Vicki Vinton is a literacy consultant and writer who brings her passion for language and literature, and her abiding belief in the power of children and teachers to grow as thinkers and learners, to every setting she works in.
Vicki began her career at the Teachers College Reading & Writing Project where she worked as a writer-in-residence before becoming one of the Project's teacher-trainers. Since then, she has worked in schools and districts across the country and around the world for nearly twenty years, and she’s a regular presenter at NCTE's annual convention as well as at institutes and conferences both at home and abroad. As a member of the Metamorphosis family she provides literacy coaching and facilitates coaching and leadership institutes.
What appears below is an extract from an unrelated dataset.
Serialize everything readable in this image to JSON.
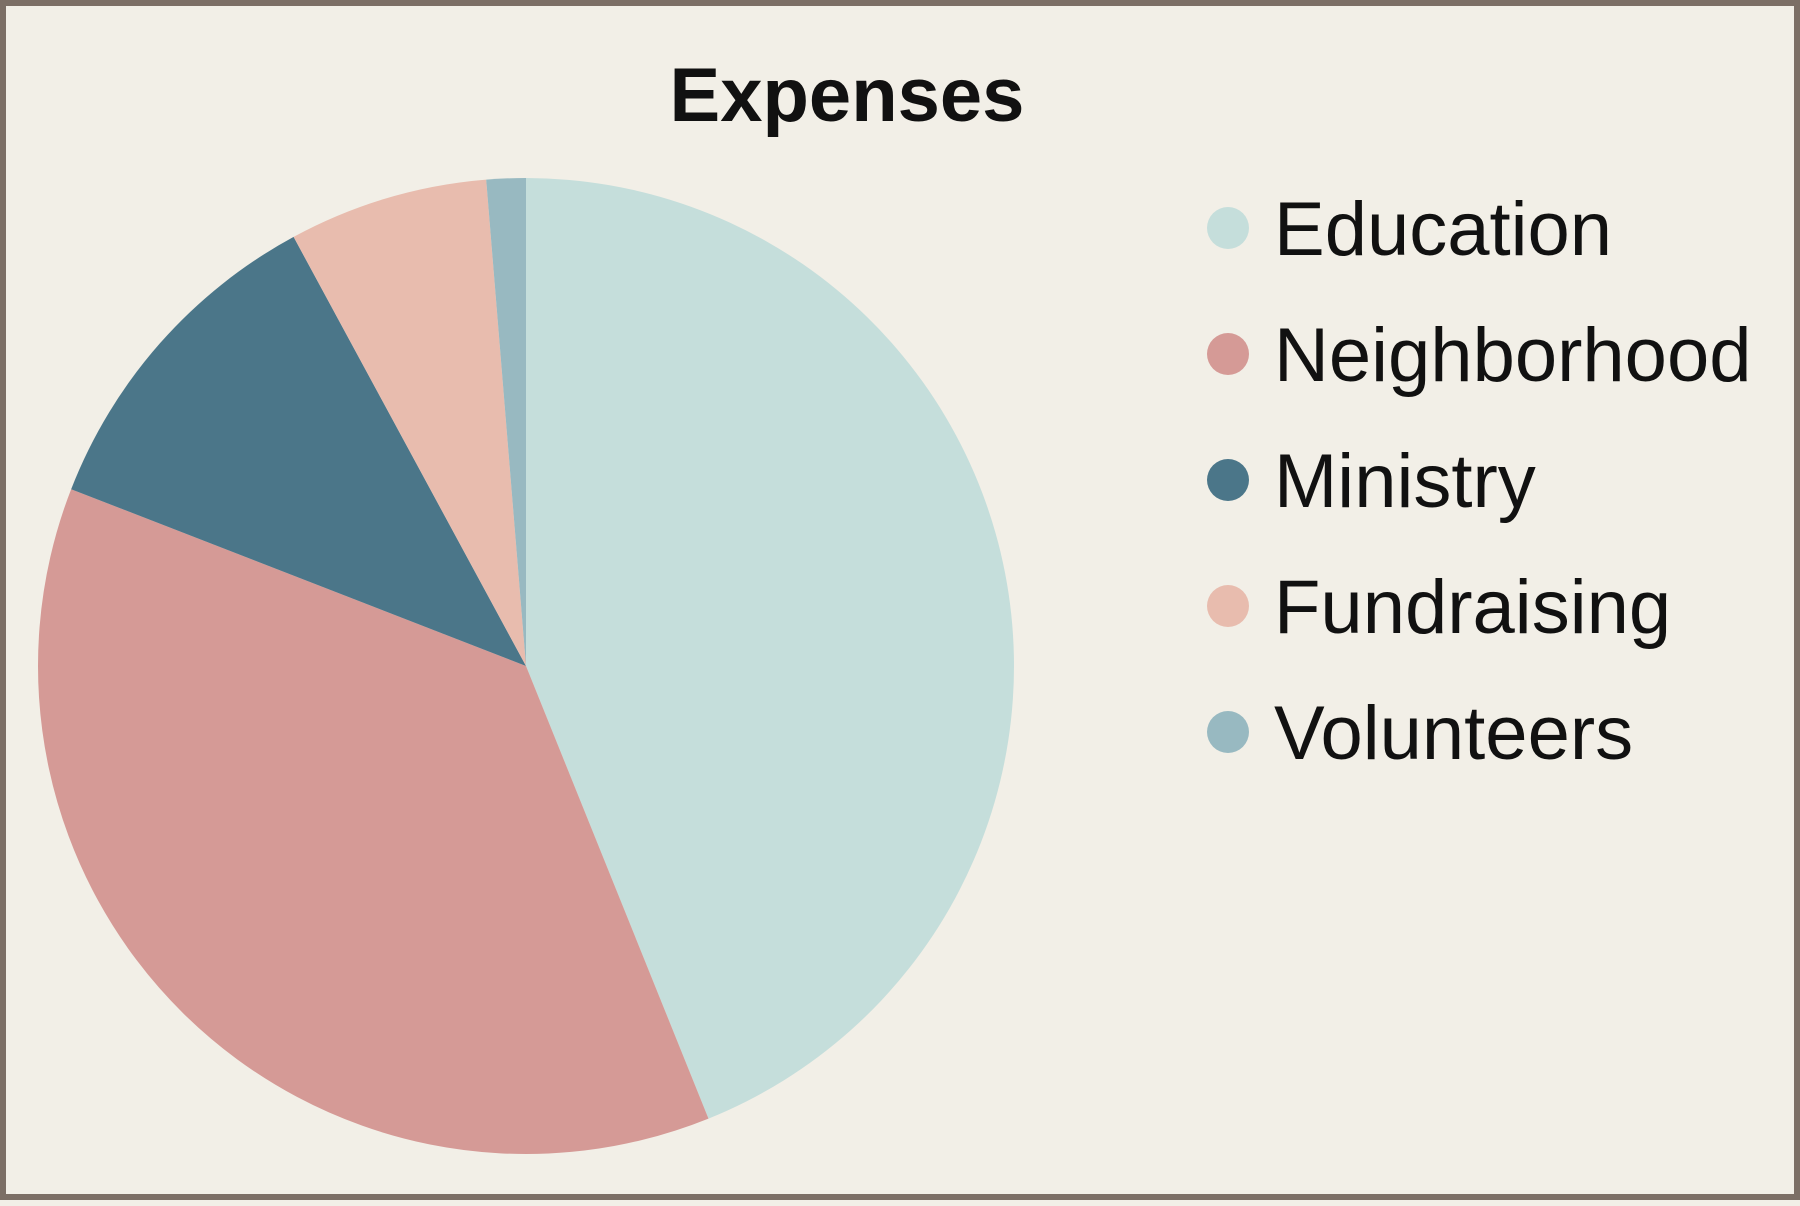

With her colleague Dorothy Barnhouse, Vicki is the author of What Readers Really Do: Teaching the Process of Meaning Making (Heinemann, 2012), which has been called "the best book . . . about reading in the age of the Common Core" by Kim Yaris at Burkins & Yaris. Her other books include The Power of Grammar: Unconventional Approaches to the Conventions of Grammar (Heinemann, 2005), co-authored with Mary Ehrenworth, and, under her full name Victoria Vinton, the novel The Jungle Law (MacAdam/Cage 2005). She is also the voice behind the literacy blog To Make a Prairie (http://tomakeaprairie.wordpress.com), where she regularly shares resources, new ideas and classroom stories, and is a contributor to The Teacher You Want to Be: Essays about Children, Learning, and Teaching (Heinemann, 2015).
Q: What are you most passionate about in education?
Helping teachers to help every student in their classrooms to fall in love with reading and the power of language to connect and uplift us.
Q: What do you love about Metamorphosis?
I love the way my Metamorphosis colleagues keep me thinking, learning and growing. I always leave meetings energized and excited to share new ideas with the teachers and schools I work with.
Q: What do you want to influence in education?
I want to empower teachers to re-envision their role in classrooms: from helping their students master standards and skills to helping them develop identities and agency as readers and writers and build their capacities as critical and creative problem solvers and thinkers.